Hui Wang, Huaiwen Zhang, Wenjin Zhao, Qingzheng Li, Shuang Yang, Jia Liu, Fei Li, Yiqing Yao

This study aims to reveal the synergistic degradation and conversion of lignocellulose by spatially distributed gastric microorganisms, facilitating efficient anaerobic fermentation of plant biomass. Contents from camel stomach compartments, feces, and plant biomass were collected for analyses of total carbon, total nitrogen, lignocellulose, FTIR, and XRD. Portions were cultured in vitro to measure gaseous products, organic acids, and ammonia nitrogen, combined with high-throughput sequencing for microbial community analysis. The results indicate a compartment-specific degradation pattern of protein, cellulose, hemicellulose, and lignin across stomach compartments, driven by distinct pH environments: cellulose in the rumen (pH 7.71), hemicellulose and protein in the reticulum (pH 7.78), and lignin in the abomasum (pH 3.72). Synergistic interactions among key degraders in the reticulum, including Rikenellaceae_RC9_gut_group (15.9%), Cyllamyces (5.1%), Prevotella (7.4%), and Methanobrevibacter (39.6%), enhanced production of reducing sugars, organic acids, and ammonia nitrogen, with CO2, CH4, and NH3 yields being 1.3, 3.1, and 2.0 times those in the rumen.

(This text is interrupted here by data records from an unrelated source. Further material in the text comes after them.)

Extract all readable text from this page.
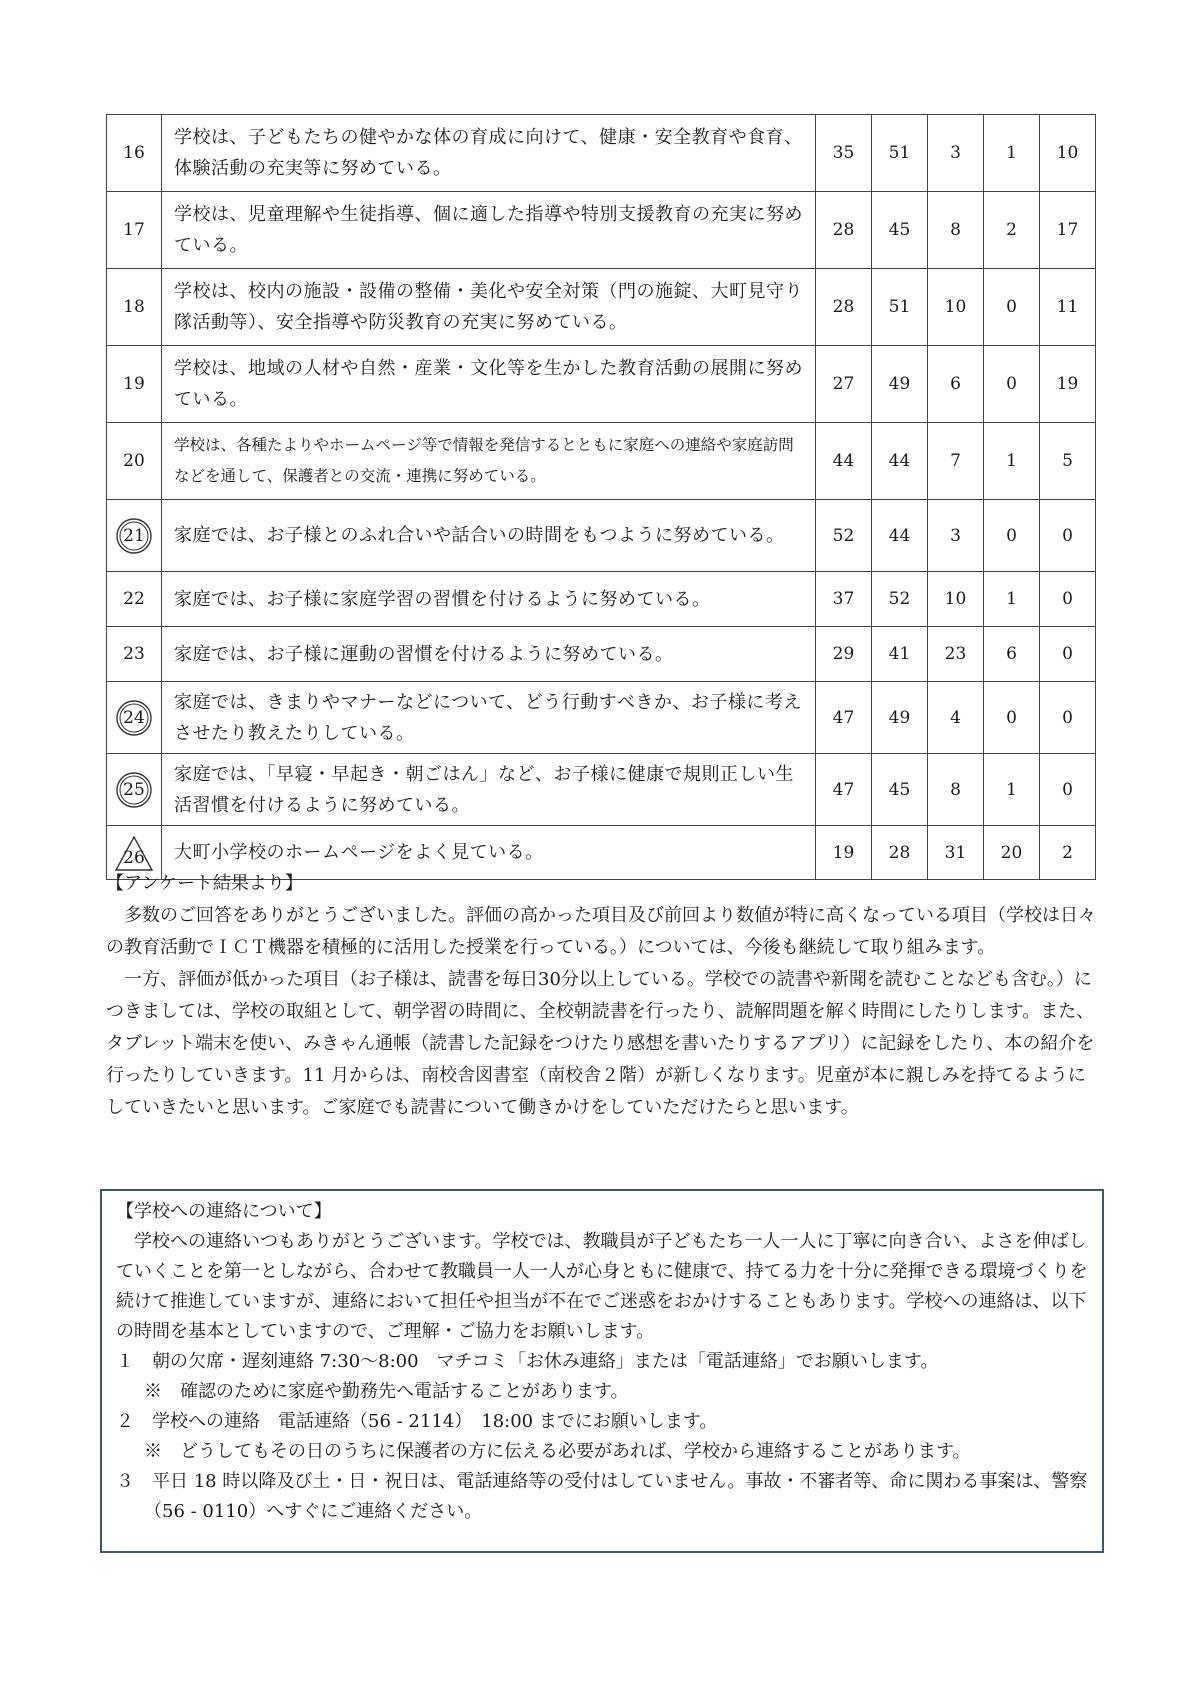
16	学校は、子どもたちの健やかな体の育成に向けて、健康・安全教育や食育、体験活動の充実等に努めている。	35	51	3	1	10
17	学校は、児童理解や生徒指導、個に適した指導や特別支援教育の充実に努めている。	28	45	8	2	17
18	学校は、校内の施設・設備の整備・美化や安全対策（門の施錠、大町見守り隊活動等）、安全指導や防災教育の充実に努めている。	28	51	10	0	11
19	学校は、地域の人材や自然・産業・文化等を生かした教育活動の展開に努めている。	27	49	6	0	19
20	学校は、各種たよりやホームページ等で情報を発信するとともに家庭への連絡や家庭訪問などを通して、保護者との交流・連携に努めている。	44	44	7	1	5

21	家庭では、お子様とのふれ合いや話合いの時間をもつように努めている。	52	44	3	0	0
22	家庭では、お子様に家庭学習の習慣を付けるように努めている。	37	52	10	1	0
23	家庭では、お子様に運動の習慣を付けるように努めている。	29	41	23	6	0

24	家庭では、きまりやマナーなどについて、どう行動すべきか、お子様に考えさせたり教えたりしている。	47	49	4	0	0

25	家庭では、「早寝・早起き・朝ごはん」など、お子様に健康で規則正しい生活習慣を付けるように努めている。	47	45	8	1	0

26	大町小学校のホームページをよく見ている。	19	28	31	20	2

【アンケート結果より】

多数のご回答をありがとうございました。評価の高かった項目及び前回より数値が特に高くなっている項目（学校は日々の教育活動でＩＣＴ機器を積極的に活用した授業を行っている。）については、今後も継続して取り組みます。

一方、評価が低かった項目（お子様は、読書を毎日30分以上している。学校での読書や新聞を読むことなども含む。）につきましては、学校の取組として、朝学習の時間に、全校朝読書を行ったり、読解問題を解く時間にしたりします。また、タブレット端末を使い、みきゃん通帳（読書した記録をつけたり感想を書いたりするアプリ）に記録をしたり、本の紹介を行ったりしていきます。11 月からは、南校舎図書室（南校舎２階）が新しくなります。児童が本に親しみを持てるようにしていきたいと思います。ご家庭でも読書について働きかけをしていただけたらと思います。

【学校への連絡について】

学校への連絡いつもありがとうございます。学校では、教職員が子どもたち一人一人に丁寧に向き合い、よさを伸ばしていくことを第一としながら、合わせて教職員一人一人が心身ともに健康で、持てる力を十分に発揮できる環境づくりを続けて推進していますが、連絡において担任や担当が不在でご迷惑をおかけすることもあります。学校への連絡は、以下の時間を基本としていますので、ご理解・ご協力をお願いします。

１　朝の欠席・遅刻連絡 7:30～8:00　マチコミ「お休み連絡」または「電話連絡」でお願いします。

※　確認のために家庭や勤務先へ電話することがあります。

２　学校への連絡　電話連絡（56 - 2114）　18:00 までにお願いします。

※　どうしてもその日のうちに保護者の方に伝える必要があれば、学校から連絡することがあります。

３　平日 18 時以降及び土・日・祝日は、電話連絡等の受付はしていません。事故・不審者等、命に関わる事案は、警察（56 - 0110）へすぐにご連絡ください。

These findings reveal an efficient sequential bioconversion system, highlighting the reticulum as a key region with a stable microbial network, and offer a biomimetic basis for expanding enzyme resources and designing staged anaerobic bioreactors, thereby contributing to sustainable bioenergy development and conversion of lignocellulosic resources.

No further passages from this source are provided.